The Sixth Extinction (Ceres)
The Sixth Extinction (Ceres) 2015
A figurative sculpture representing the goddess of agriculture, grain crops, and fertility is displayed inside a glass case. This goddess was worshipped as Demeter in Greek and Ceres in Roman religion. Cast in a mixture of plaster and a nutrient solution imbued with microorganisms, colonies of lush and delicate fungi and mold colonize the statue decomposing it during the course of the exhibition. The sculpture is in a continuous process of change as the nutrients are transformed into living biomass. The deity´s body with its classical proportion succumbs to the seemingly chaotic natural process of nutrient cycling. According to antique mythology, Ceres embodies both the aspects of life and death- the awakening of life in nature as well the breakdown and decay of organic matter, and thus the entire cycle of life. Offering a basis for sustenance, and thus allowing growth and proliferation, the sculpture of Ceres is broken down and re-organized by the microorganisms.

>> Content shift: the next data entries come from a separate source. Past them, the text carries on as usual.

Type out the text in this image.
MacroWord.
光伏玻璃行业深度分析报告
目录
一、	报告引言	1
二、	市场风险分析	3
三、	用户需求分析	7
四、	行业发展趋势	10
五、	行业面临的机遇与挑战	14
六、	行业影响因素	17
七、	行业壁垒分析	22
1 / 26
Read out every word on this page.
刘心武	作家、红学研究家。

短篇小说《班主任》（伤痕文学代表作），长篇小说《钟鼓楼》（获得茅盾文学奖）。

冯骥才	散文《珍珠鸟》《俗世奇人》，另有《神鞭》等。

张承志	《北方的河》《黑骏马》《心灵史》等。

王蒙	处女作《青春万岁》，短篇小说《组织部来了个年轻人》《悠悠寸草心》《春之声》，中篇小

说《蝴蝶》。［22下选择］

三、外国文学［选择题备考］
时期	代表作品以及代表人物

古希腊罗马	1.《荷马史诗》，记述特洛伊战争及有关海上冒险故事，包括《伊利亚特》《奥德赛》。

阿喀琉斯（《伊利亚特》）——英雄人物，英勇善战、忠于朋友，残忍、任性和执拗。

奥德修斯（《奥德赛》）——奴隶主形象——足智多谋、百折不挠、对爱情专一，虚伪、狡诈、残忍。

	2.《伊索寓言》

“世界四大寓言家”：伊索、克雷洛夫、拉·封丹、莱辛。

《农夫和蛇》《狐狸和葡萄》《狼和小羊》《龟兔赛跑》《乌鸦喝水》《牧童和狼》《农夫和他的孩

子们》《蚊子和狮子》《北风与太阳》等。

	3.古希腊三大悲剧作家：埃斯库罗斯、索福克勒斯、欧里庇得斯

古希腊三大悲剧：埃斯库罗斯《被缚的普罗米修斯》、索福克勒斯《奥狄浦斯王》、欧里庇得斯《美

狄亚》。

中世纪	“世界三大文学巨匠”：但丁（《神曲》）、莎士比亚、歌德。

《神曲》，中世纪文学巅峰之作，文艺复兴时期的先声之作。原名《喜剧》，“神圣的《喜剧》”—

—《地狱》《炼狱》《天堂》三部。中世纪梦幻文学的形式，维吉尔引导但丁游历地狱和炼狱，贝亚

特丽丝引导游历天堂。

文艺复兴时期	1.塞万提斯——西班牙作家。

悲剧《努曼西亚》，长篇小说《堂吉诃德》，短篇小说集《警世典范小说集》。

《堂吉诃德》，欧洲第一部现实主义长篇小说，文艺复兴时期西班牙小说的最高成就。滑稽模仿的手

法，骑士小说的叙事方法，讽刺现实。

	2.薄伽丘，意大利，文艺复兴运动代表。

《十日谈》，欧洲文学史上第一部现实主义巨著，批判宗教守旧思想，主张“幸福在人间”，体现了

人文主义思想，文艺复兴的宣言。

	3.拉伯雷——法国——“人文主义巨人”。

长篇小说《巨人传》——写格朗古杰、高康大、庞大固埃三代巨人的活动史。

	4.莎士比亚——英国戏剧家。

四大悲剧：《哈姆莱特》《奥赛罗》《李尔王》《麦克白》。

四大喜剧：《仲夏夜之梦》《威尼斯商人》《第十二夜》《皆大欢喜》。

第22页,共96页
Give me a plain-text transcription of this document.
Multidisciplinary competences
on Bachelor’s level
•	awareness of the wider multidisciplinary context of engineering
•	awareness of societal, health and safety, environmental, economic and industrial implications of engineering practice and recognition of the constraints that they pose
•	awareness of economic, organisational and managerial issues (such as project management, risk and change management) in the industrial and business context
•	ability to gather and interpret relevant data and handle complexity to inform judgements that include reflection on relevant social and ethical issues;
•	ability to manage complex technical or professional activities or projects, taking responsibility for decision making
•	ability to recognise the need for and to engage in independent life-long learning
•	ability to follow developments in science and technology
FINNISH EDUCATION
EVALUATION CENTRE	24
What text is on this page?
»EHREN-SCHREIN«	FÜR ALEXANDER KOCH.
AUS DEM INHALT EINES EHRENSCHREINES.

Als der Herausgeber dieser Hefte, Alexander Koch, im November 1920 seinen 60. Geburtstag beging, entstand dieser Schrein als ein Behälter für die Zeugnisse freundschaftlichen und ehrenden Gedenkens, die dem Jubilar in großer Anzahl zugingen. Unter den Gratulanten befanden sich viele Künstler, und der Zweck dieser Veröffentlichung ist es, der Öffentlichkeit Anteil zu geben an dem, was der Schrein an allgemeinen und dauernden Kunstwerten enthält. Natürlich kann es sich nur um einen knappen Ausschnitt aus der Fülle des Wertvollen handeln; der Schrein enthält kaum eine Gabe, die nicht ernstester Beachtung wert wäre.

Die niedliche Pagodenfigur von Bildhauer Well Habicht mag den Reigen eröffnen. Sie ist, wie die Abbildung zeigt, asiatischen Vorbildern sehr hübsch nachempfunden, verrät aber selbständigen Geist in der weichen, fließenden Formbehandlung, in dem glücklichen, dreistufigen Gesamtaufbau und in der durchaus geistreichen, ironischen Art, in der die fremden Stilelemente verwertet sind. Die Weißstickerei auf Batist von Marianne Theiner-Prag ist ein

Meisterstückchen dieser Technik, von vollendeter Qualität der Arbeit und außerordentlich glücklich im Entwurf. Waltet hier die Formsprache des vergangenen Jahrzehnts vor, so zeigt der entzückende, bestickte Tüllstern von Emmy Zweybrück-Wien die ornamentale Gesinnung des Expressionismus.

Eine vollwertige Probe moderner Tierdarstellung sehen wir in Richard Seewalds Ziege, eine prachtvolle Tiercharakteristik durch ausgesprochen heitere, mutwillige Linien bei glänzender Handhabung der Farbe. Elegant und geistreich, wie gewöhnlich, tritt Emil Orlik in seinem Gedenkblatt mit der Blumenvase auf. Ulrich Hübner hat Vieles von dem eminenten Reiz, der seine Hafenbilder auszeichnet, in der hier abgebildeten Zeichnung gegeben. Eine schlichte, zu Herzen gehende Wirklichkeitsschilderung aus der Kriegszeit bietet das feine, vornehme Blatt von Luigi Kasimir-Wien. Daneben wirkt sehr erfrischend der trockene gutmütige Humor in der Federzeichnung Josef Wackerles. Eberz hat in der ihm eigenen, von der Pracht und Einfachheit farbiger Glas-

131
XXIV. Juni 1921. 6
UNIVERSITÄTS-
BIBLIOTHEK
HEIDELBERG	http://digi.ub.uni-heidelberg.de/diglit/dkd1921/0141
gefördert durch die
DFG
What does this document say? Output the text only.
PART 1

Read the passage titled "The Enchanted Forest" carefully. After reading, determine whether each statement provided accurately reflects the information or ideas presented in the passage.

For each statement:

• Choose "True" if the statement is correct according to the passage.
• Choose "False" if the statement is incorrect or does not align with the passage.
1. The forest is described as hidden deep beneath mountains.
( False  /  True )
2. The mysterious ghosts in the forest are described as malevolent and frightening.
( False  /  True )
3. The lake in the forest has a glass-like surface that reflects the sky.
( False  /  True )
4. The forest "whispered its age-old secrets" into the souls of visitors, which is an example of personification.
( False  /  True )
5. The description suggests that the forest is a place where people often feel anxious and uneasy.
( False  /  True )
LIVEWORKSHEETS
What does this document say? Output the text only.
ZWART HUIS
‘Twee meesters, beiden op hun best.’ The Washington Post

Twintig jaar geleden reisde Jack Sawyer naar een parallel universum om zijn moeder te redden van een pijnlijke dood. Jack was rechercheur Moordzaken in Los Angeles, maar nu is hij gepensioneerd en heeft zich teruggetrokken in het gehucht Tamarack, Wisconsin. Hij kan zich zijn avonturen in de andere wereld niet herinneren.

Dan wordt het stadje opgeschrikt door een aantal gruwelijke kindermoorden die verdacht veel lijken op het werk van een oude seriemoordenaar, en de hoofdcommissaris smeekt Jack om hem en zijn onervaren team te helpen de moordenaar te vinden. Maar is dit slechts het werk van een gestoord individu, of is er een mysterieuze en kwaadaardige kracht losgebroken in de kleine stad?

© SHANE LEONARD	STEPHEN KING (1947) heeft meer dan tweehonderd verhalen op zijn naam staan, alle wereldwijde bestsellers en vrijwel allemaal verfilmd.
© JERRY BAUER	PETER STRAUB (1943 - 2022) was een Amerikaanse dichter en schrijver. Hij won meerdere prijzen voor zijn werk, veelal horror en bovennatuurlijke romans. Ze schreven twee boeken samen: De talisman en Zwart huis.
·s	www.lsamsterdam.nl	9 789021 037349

Fertility, or nature’s ability to sustain itself, has been an important object of adoration until today. For modern urbanites, fertility sculptures have lost their significance, as we continually lose our connection to the sustaining force of nature as well as to our food. Carrying out important destructive natural processes, highlighted by The Sixth Distinction (Ceres), fungi and mycorrhiza play a very important role in our food security as they enable the nutrient cycling in soils.
The title The Sixth Extinction (Ceres) refers to the concept of Holocene extinction, describing the disappearance of species, caused by the human impact on the environment in our present epoch of the Anthropocene.